Kloroflorokarbon (CFC), karbon, flüor, klor ve hidrojenden oluşan organik bileşiklerin ortak adıdır. CFC’ler piyasada Freon ticari markası altında üretilir. 1930’larda geliştirilen CFC’ler II. Dünya Savaşı’ndan sonra yaygın olarak kullanılmaya başladı. Halojenleştirilmiş hidrokarbonlar olan bu maddeler, özellikle de trikloroflüorometan (CFC-11 ya da F-ll) ve diklorodiflüorometan (CFC-12 ya da F-12) aerosol spreylerde, soğutucularda, çözücülerde ve köpük üfleyici maddelerde geniş ölçüde kullanılmıştır. Bu kullanım yaygınlığı söz konusu maddelerin zehirli ve yanıcı olmamalarından ve sıvı halden gaz haline (ve tersine) kolayca dönüştürülebilmelerine dayanır.
Ticaret ve sanayi açısından ne kadar değerli olsalar da, CFC’ler önemli çevre sorunları yaratmıştır. 1970’lerde çeşitli bilim adamlarının yaptıkları incelemeler sonucunda, atmosfere salınan CFC’lerin stratosferde biriktiği ve buradaki ozon katmanı üzerinde yıkıcı bir etki yarattığı anlaşılmıştır. Stratosferin ozon katmanı, yeryüzündeki canlıları Güneş’ten gelen morötesi ışınımın zararlı etkilerine karşı korur; ozon miktarındaki en küçük bir azalma bile insanlarda deri kanserinin artmasına ve pek çok organizmada genetik hasarlara neden olabilir. Stratosferde CFC’ler Güneş’in morötesi ışınımının etkisiyle ayrışır ve bileşimlerindeki klor atomlarını açığa çıkarırlar. Bu atomlar da ozon molekülleriyle tepkimeye girerek onları yok eder.

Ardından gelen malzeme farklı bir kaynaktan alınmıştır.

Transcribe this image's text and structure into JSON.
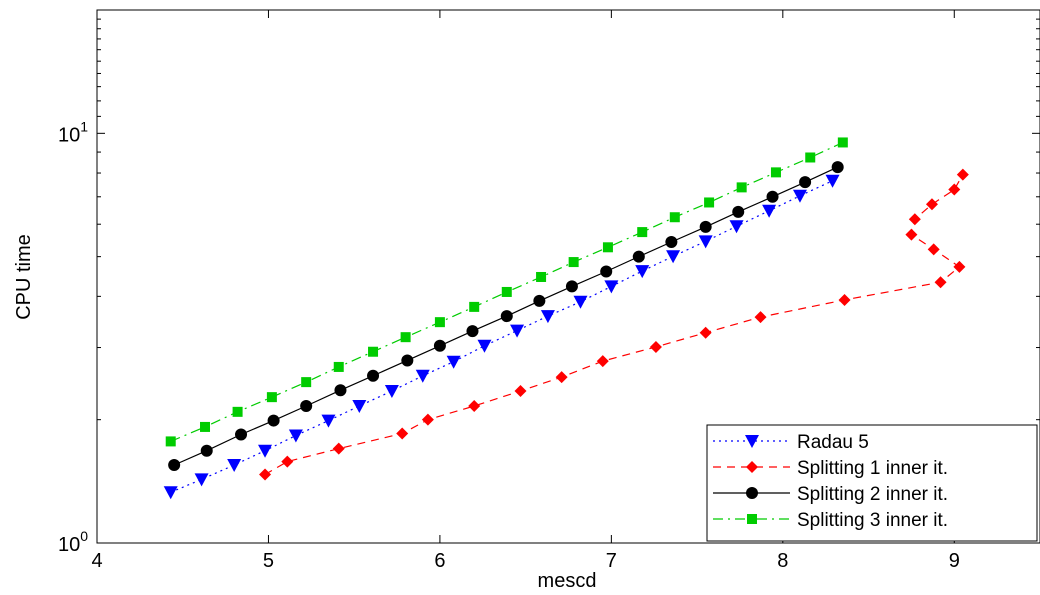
{
  "chart_data": {
    "type": "line",
    "xlabel": "mescd",
    "ylabel": "CPU time",
    "xlim": [
      4,
      9.5
    ],
    "ylim": [
      1,
      20
    ],
    "y_scale": "log",
    "x_ticks": [
      "4",
      "5",
      "6",
      "7",
      "8",
      "9"
    ],
    "y_ticks": [
      {
        "value": 1,
        "base": "10",
        "exp": "0"
      },
      {
        "value": 10,
        "base": "10",
        "exp": "1"
      }
    ],
    "grid": false,
    "legend_position": "bottom-right",
    "series": [
      {
        "name": "Radau 5",
        "color": "#0000ff",
        "line_style": "dotted",
        "marker": "triangle-down",
        "points": [
          [
            4.43,
            1.33
          ],
          [
            4.61,
            1.43
          ],
          [
            4.8,
            1.55
          ],
          [
            4.98,
            1.68
          ],
          [
            5.16,
            1.83
          ],
          [
            5.35,
            1.99
          ],
          [
            5.53,
            2.16
          ],
          [
            5.72,
            2.35
          ],
          [
            5.9,
            2.56
          ],
          [
            6.08,
            2.77
          ],
          [
            6.26,
            3.03
          ],
          [
            6.45,
            3.3
          ],
          [
            6.63,
            3.58
          ],
          [
            6.82,
            3.88
          ],
          [
            7.0,
            4.23
          ],
          [
            7.18,
            4.61
          ],
          [
            7.36,
            5.01
          ],
          [
            7.55,
            5.45
          ],
          [
            7.73,
            5.93
          ],
          [
            7.92,
            6.47
          ],
          [
            8.1,
            7.04
          ],
          [
            8.29,
            7.66
          ]
        ]
      },
      {
        "name": "Splitting 1 inner it.",
        "color": "#ff0000",
        "line_style": "dashed",
        "marker": "diamond",
        "points": [
          [
            4.98,
            1.47
          ],
          [
            5.11,
            1.58
          ],
          [
            5.41,
            1.7
          ],
          [
            5.78,
            1.85
          ],
          [
            5.93,
            2.0
          ],
          [
            6.2,
            2.16
          ],
          [
            6.47,
            2.35
          ],
          [
            6.71,
            2.54
          ],
          [
            6.95,
            2.78
          ],
          [
            7.26,
            3.01
          ],
          [
            7.55,
            3.26
          ],
          [
            7.87,
            3.56
          ],
          [
            8.36,
            3.92
          ],
          [
            8.92,
            4.33
          ],
          [
            9.03,
            4.72
          ],
          [
            8.88,
            5.21
          ],
          [
            8.75,
            5.66
          ],
          [
            8.77,
            6.17
          ],
          [
            8.87,
            6.71
          ],
          [
            9.0,
            7.29
          ],
          [
            9.05,
            7.93
          ]
        ]
      },
      {
        "name": "Splitting 2 inner it.",
        "color": "#000000",
        "line_style": "solid",
        "marker": "circle",
        "points": [
          [
            4.45,
            1.55
          ],
          [
            4.64,
            1.68
          ],
          [
            4.84,
            1.84
          ],
          [
            5.03,
            1.99
          ],
          [
            5.22,
            2.16
          ],
          [
            5.42,
            2.36
          ],
          [
            5.61,
            2.56
          ],
          [
            5.81,
            2.79
          ],
          [
            6.0,
            3.03
          ],
          [
            6.19,
            3.29
          ],
          [
            6.39,
            3.58
          ],
          [
            6.58,
            3.9
          ],
          [
            6.77,
            4.23
          ],
          [
            6.97,
            4.6
          ],
          [
            7.16,
            5.0
          ],
          [
            7.35,
            5.43
          ],
          [
            7.55,
            5.91
          ],
          [
            7.74,
            6.43
          ],
          [
            7.94,
            7.0
          ],
          [
            8.13,
            7.6
          ],
          [
            8.32,
            8.27
          ]
        ]
      },
      {
        "name": "Splitting 3 inner it.",
        "color": "#00cc00",
        "line_style": "dash-dot",
        "marker": "square",
        "points": [
          [
            4.43,
            1.77
          ],
          [
            4.63,
            1.92
          ],
          [
            4.82,
            2.09
          ],
          [
            5.02,
            2.27
          ],
          [
            5.22,
            2.47
          ],
          [
            5.41,
            2.69
          ],
          [
            5.61,
            2.93
          ],
          [
            5.8,
            3.18
          ],
          [
            6.0,
            3.46
          ],
          [
            6.2,
            3.77
          ],
          [
            6.39,
            4.1
          ],
          [
            6.59,
            4.46
          ],
          [
            6.78,
            4.85
          ],
          [
            6.98,
            5.27
          ],
          [
            7.18,
            5.74
          ],
          [
            7.37,
            6.24
          ],
          [
            7.57,
            6.78
          ],
          [
            7.76,
            7.38
          ],
          [
            7.96,
            8.03
          ],
          [
            8.16,
            8.73
          ],
          [
            8.35,
            9.5
          ]
        ]
      }
    ]
  }
}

Ozon katmanının incelmesi ve bunun yarattığı tehlikelerin karşısında duyarlılığın artması sonucunda 1970’lerin sonunda ABD, Kanada ve İskandinav ülkelerinde aerosol spreylerin kullanımı yasaklandı. 1990’da 93 ülke yüzyıl sonuna kadar ozon katmanını tahrip eden kimyasal maddelerin üretimine son verme kararı aldı. Bu anlaşmayla az gelişmiş ülkelere 10 yıllık bir muafiyet tanındı.